Gulf between advisers and clients
He added that, as an industry, UK financial advisers have yet to “nail down a common pricing model that resonates with the public”.
“Only 21% of our respondents said they’d prefer to pay an hourly rate which, for many adviser business models, is the most efficient and transparent way to price their services. This underlines the continuing gulf between how Britons see the value of professional financial advisers compared to other professional advisers such as lawyers and accountants who often charge hourly fees.

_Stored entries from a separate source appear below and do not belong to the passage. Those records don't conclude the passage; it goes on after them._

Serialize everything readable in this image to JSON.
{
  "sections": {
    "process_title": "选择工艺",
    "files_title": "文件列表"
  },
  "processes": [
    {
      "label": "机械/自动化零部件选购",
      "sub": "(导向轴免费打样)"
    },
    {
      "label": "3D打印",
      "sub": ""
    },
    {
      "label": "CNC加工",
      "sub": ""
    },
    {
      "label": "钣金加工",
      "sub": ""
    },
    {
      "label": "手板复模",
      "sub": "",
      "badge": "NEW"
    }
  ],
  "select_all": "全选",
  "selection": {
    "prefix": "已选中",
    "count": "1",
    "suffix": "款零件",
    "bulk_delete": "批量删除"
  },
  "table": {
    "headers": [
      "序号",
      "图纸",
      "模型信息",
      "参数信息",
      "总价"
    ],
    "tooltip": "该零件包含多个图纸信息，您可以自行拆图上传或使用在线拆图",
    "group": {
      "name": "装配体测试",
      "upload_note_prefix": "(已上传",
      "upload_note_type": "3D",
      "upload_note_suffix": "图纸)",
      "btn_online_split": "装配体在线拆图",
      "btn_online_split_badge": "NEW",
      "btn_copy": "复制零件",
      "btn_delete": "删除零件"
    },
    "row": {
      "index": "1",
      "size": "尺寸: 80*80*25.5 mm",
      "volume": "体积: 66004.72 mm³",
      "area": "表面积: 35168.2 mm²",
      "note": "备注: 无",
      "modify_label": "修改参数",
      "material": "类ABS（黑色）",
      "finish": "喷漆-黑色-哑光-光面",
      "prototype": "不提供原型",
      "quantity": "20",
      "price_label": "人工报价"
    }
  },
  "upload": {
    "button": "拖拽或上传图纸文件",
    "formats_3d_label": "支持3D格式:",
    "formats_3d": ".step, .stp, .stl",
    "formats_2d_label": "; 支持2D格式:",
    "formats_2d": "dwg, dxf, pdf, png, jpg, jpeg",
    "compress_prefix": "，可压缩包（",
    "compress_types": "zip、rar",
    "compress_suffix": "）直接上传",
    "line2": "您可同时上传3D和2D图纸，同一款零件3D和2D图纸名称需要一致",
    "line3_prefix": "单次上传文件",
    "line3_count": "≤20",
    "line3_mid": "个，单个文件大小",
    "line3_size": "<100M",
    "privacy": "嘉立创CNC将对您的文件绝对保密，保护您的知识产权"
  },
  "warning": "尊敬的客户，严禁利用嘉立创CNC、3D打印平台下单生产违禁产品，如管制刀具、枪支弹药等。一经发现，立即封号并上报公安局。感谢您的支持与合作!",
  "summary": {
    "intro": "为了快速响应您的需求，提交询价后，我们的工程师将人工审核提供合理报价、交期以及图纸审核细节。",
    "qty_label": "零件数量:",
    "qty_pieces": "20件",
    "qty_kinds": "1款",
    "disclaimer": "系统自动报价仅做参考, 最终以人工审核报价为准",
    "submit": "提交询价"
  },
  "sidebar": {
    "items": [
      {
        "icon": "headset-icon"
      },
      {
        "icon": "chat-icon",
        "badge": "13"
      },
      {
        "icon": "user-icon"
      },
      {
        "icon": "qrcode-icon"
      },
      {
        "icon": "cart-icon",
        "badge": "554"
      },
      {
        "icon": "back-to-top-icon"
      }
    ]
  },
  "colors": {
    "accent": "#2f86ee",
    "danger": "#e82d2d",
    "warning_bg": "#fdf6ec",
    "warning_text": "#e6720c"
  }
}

“Only 6% of respondents said they were happy to pay a percentage-based fee on the level of assets involved even though this has become the prevailing model for most financial advisers in recent years. This method is often easier for advisers as it’s relatively quick and simple to calculate what the fees would be, it just doesn’t appear to be very popular with the public.
“Naturally different businesses will want to price themselves in a way that works for them, and that should be their prerogative; but, on the whole, we haven’t yet come up with a widespread charging model that’s particularly popular.”
Conner concluded: “Maybe over the next five years this will change as the industry continues its march toward becoming a more ‘trusted profession’.”
The research was conducted by OnePoll on behalf of Drewberry and surveyed 3,000 full-time, part-time and self-employed Britons between 19 and 27 June 2017.